Was lernen Sie daraus für Ihre Werbung? Wie die Aufzählung gerade zeigte, hat die Bond-Industrie über einen längeren Zeitraum viele verschiedene Werbe- und PR-Register gezogen. Das können Sie auch. Wie Sie das machen? Da Sie nicht Hollywood sind und eigentlich in Sachen Werbung Zeit, Geld und Energie sparen wollten, sage ich Ihnen zuerst, was Sie sich sparen können:

Machen Sie Schluss mit viel zu teuren Single-Aktionen, selbst wenn ein Riesenbanner oder ein XXL-Messestand wie ein Erfolgsgarant wirken. Es ist selten der Einzelimpuls, der überzeugt.

Aus diesem Grund hat auch die großartige Facebook-Anzeige für das Finanzprodukt nicht funktioniert. Denn:

1 die Produkt-Präsentation auf der LandingpageLandingpage war weder so frech noch so frisch, wie die Anzeige – der Interessent war sofort enttäuscht.

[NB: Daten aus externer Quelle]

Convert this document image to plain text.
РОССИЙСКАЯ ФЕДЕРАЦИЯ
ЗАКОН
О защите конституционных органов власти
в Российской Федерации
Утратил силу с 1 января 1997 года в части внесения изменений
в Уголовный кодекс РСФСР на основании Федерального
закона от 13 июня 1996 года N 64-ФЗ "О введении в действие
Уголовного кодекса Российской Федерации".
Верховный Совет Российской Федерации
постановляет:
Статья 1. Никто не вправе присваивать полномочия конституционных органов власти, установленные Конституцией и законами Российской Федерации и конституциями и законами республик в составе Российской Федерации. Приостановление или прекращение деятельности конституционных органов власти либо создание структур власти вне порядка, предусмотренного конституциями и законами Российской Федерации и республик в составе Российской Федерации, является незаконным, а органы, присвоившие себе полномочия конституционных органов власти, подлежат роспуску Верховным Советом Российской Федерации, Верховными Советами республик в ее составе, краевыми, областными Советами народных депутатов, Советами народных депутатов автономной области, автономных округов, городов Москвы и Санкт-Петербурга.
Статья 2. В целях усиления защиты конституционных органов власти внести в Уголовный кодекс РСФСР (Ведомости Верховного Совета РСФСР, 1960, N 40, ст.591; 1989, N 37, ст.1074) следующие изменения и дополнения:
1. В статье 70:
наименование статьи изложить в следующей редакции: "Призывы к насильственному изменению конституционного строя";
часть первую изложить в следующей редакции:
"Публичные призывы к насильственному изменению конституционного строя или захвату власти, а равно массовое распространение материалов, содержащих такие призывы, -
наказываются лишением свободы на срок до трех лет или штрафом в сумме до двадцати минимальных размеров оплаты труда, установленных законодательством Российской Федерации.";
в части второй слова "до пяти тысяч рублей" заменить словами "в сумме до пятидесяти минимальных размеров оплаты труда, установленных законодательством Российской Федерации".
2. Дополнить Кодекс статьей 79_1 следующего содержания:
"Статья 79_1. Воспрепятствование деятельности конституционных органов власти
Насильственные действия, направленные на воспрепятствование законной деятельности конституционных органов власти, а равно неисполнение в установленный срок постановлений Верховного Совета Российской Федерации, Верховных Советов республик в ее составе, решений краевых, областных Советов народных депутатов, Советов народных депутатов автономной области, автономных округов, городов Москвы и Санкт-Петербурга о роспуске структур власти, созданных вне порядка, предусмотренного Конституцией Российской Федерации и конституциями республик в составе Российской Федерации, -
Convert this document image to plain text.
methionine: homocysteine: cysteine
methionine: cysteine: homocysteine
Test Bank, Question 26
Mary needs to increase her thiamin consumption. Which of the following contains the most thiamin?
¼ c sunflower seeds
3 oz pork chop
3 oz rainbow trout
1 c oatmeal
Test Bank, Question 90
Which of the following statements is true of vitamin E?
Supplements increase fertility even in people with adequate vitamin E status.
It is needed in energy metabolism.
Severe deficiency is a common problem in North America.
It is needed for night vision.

2 das Unternehmen trat an keiner anderen Stelle so frech-frisch auf – der Interessent war verwirrt.

Enttäuschung und Verwirrung kosten das höchste Marketing-Gut: Vorschussvertrauen. Wenn es nicht entstehen kann oder nach dem guten ersten Eindruck sofort wieder weg ist, wird kein Geschäft gemacht.

Es ist sehr wahrscheinlich, dass aufgrund des besonders mutig-kreativen Auftretens in dieser einen Facebook-Anzeige viele Leute einfach aus purer Neugierde auf die Landingpage des Finanzdienstleisters geschaut haben, ohne überhaupt zur möglichen Käufergruppe für das Finanzprodukt zu gehören. Solche Klicks bringen wenig. Darum werden wir gleich in Kapitel 2 intensiv am Zielgruppenverständnis arbeiten.